Emmanuel Macron, lors de son discours devanrt les ambasadeurs français, à l’Elysée le 27 août. / PHILIPPE WOJAZER/AFP

Editorial. Dans les derniers mots de son discours d’une heure et demie prononcé le 27 août devant les ambassadeurs français, Emmanuel Macron a cité Soljenitsyne qui, il y a quarante ans, dans une conférence à Harvard, évoquait le « déclin du courage » et la fragilité de l’Occident.
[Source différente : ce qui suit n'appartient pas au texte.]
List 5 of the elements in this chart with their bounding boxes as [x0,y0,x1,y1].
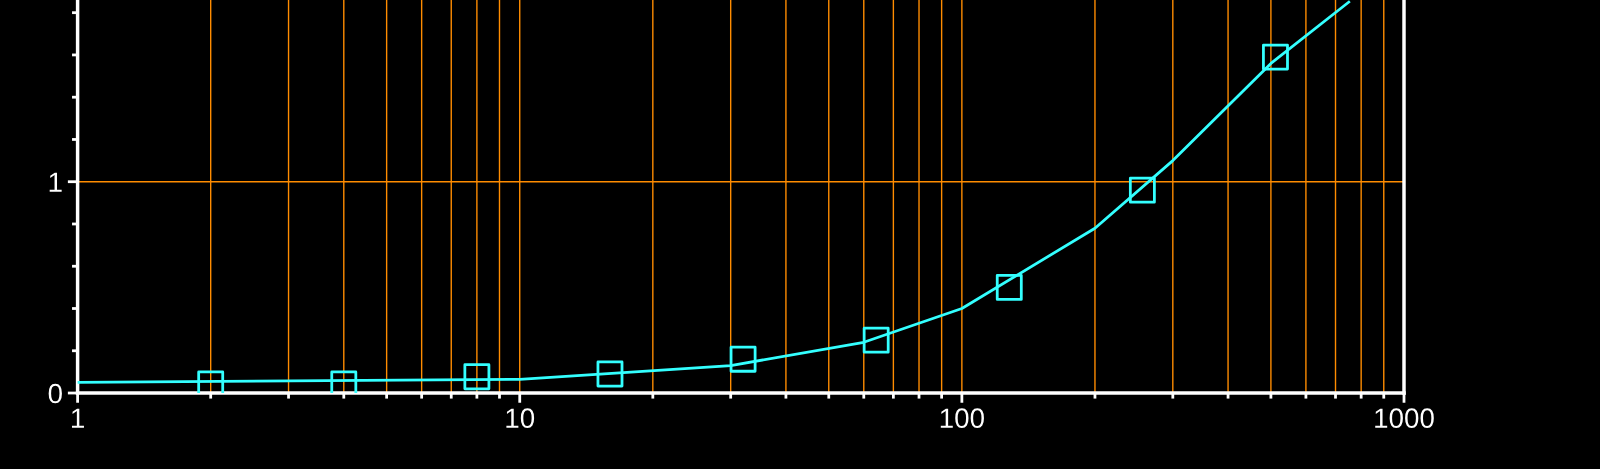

Cette gravité de ton contrastait avec le volontarisme enthousiaste d’août 2017, pour ce même rendez-vous annuel de la diplomatie française, où le président à peine élu, incarnant l’espoir d’un grand retour de la France sur la scène internationale, semblait destiné à devenir figure de référence naturelle d’un monde euro-atlantique déboussolé par l’imprévisibilité de Donald Trump, l’affaiblissement d’Angela Merkel et celui de Theresa May, engluée dans le Brexit. Ce qui était son atout est devenu son handicap. Emmanuel Macron semble toujours plus seul pour porter le « renforcement de l’ordre mondial » qu’il appelle de ses vœux et sa priorité européenne avec une « refondation de l’Union ».

La crise du multilatéralisme, le choix de Donald Trump de se détourner du système des relations internationales construit après 1945 et la montée des nationalismes créent des défis inédits. Ebranlée par les doutes des peuples sur le projet communautaire, menacée par la montée des tensions au Moyen-Orient comme au Sahel, l’Europe est au cœur de cette crise, même si elle en incarne aussi la possible solution. C’est le pari d’Emmanuel Macron.
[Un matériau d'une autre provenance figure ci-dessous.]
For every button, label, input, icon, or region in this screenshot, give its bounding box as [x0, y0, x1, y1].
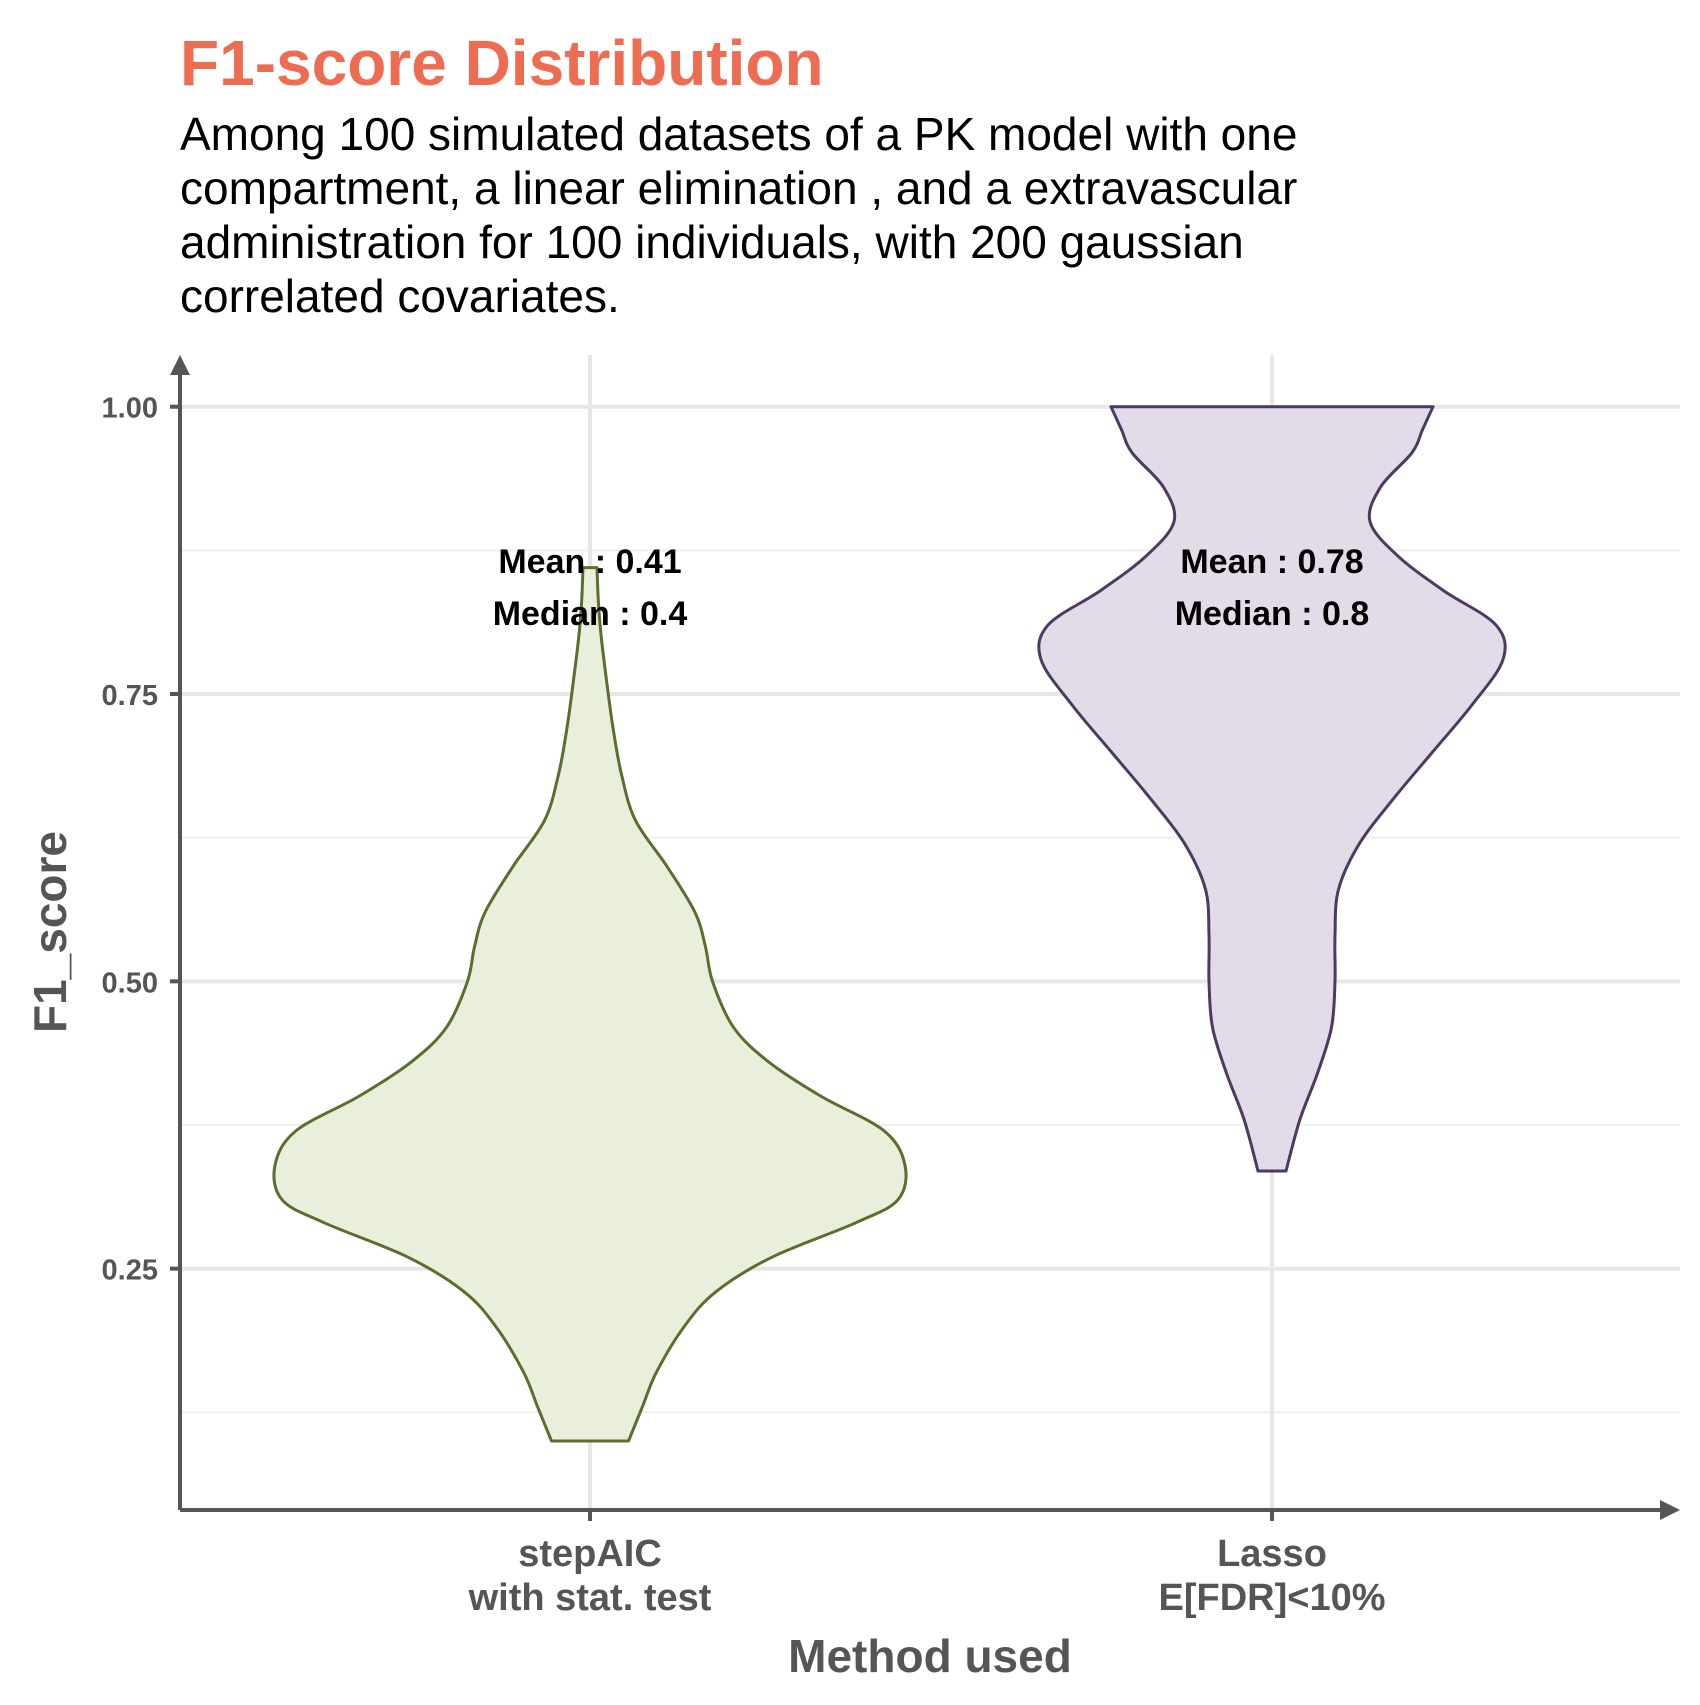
y-tick-label: 0.50 [102, 967, 158, 999]
x-axis-title: Method used [788, 1630, 1072, 1682]
x-tick-label: E[FDR]<10% [1159, 1577, 1386, 1619]
axis-layer [170, 355, 1680, 1521]
mean-annotation: Mean : 0.78 [1180, 543, 1363, 581]
y-tick-label: 0.75 [102, 680, 158, 712]
median-annotation: Median : 0.8 [1175, 595, 1370, 633]
violin-shape [272, 566, 908, 1443]
y-axis-title: F1_score [24, 831, 76, 1033]
y-tick-label: 1.00 [102, 393, 158, 425]
chart-subtitle-line: administration for 100 individuals, with… [180, 216, 1244, 268]
grid-layer [180, 355, 1680, 1510]
chart-title: F1-score Distribution [180, 27, 824, 99]
median-annotation: Median : 0.4 [493, 595, 688, 633]
y-tick-label: 0.25 [102, 1255, 158, 1287]
chart-subtitle-line: compartment, a linear elimination , and … [180, 162, 1297, 214]
x-tick-label: stepAIC [518, 1533, 662, 1575]
x-tick-label: Lasso [1217, 1533, 1327, 1575]
violin-layer [272, 405, 1507, 1443]
chart-subtitle-line: Among 100 simulated datasets of a PK mod… [180, 108, 1297, 160]
x-tick-label: with stat. test [468, 1577, 712, 1619]
mean-annotation: Mean : 0.41 [498, 543, 681, 581]
chart-subtitle-line: correlated covariates. [180, 270, 620, 322]
y-axis-arrow-icon [170, 355, 190, 375]
violin-shape [1037, 405, 1507, 1173]
label-layer: Mean : 0.41 Median : 0.4 Mean : 0.78 Median… [24, 27, 1386, 1682]
x-axis-arrow-icon [1660, 1500, 1680, 1520]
Les « forces progressistes et celles du repli »

« Ce combat européen ne fait que commencer, il sera long et difficile et il sera au cœur de l’action de la France tout au long de mon mandat », a martelé le président devant les ambassadeurs. Ce combat est celui qui, en Europe, peut-être encore plus qu’ailleurs dans le monde, oppose les « forces progressistes et celles du repli ».

A neuf mois des élections européennes, Emmanuel Macron espère cristalliser les suffrages de tous ceux qui, en France, refusent la vision d’un Viktor Orban ou d’un Matteo Salvini. Il les épingle dans son discours, même s’il reconnaît que de tels mouvements sont nés de l’affadissement du rêve européen et de la sous-estimation « de l’identité profonde des peuples et de leur imaginaire collectif ». Le chef de l’Etat espère recomposer les alliances politiques à l’échelle européenne, comme il l’avait fait dans le champ politique national.

Il faut reconnaître à M. Macron une véritable vision de l’Europe qu’il a longuement réaffirmée lundi, notamment dans la dernière partie de son discours, où le ton s’est fait vibrant et plus personnel, rompant avec ce que cet exercice du discours annuel aux ambassadeurs peut avoir de convenu dans la longue énumération des grands dossiers et des prochains rendez-vous de la diplomatie tricolore.

Son projet, déjà évoqué il y a un an lors de son discours à la Sorbonne, est une « vision humaniste de la mondialisation », portée par une Europe capable d’assumer pleinement sa souveraineté et son autonomie stratégique, qui doit compter toujours plus sur elle-même pour sa sécurité. La force d’Emmanuel Macron est le refus du renoncement. Il appelle ainsi à « revisiter les tabous européens », y compris par une révision des traités. Il veut affirmer la France comme « puissance médiatrice » – ce qui ne signifie pas pour autant moyenne. Au-delà des effets de tribune, le véritable défi est celui de concrétiser cette vision ambitieuse. Pour cela, il faut commencer par trouver des partenaires et, surtout, parvenir à les convaincre.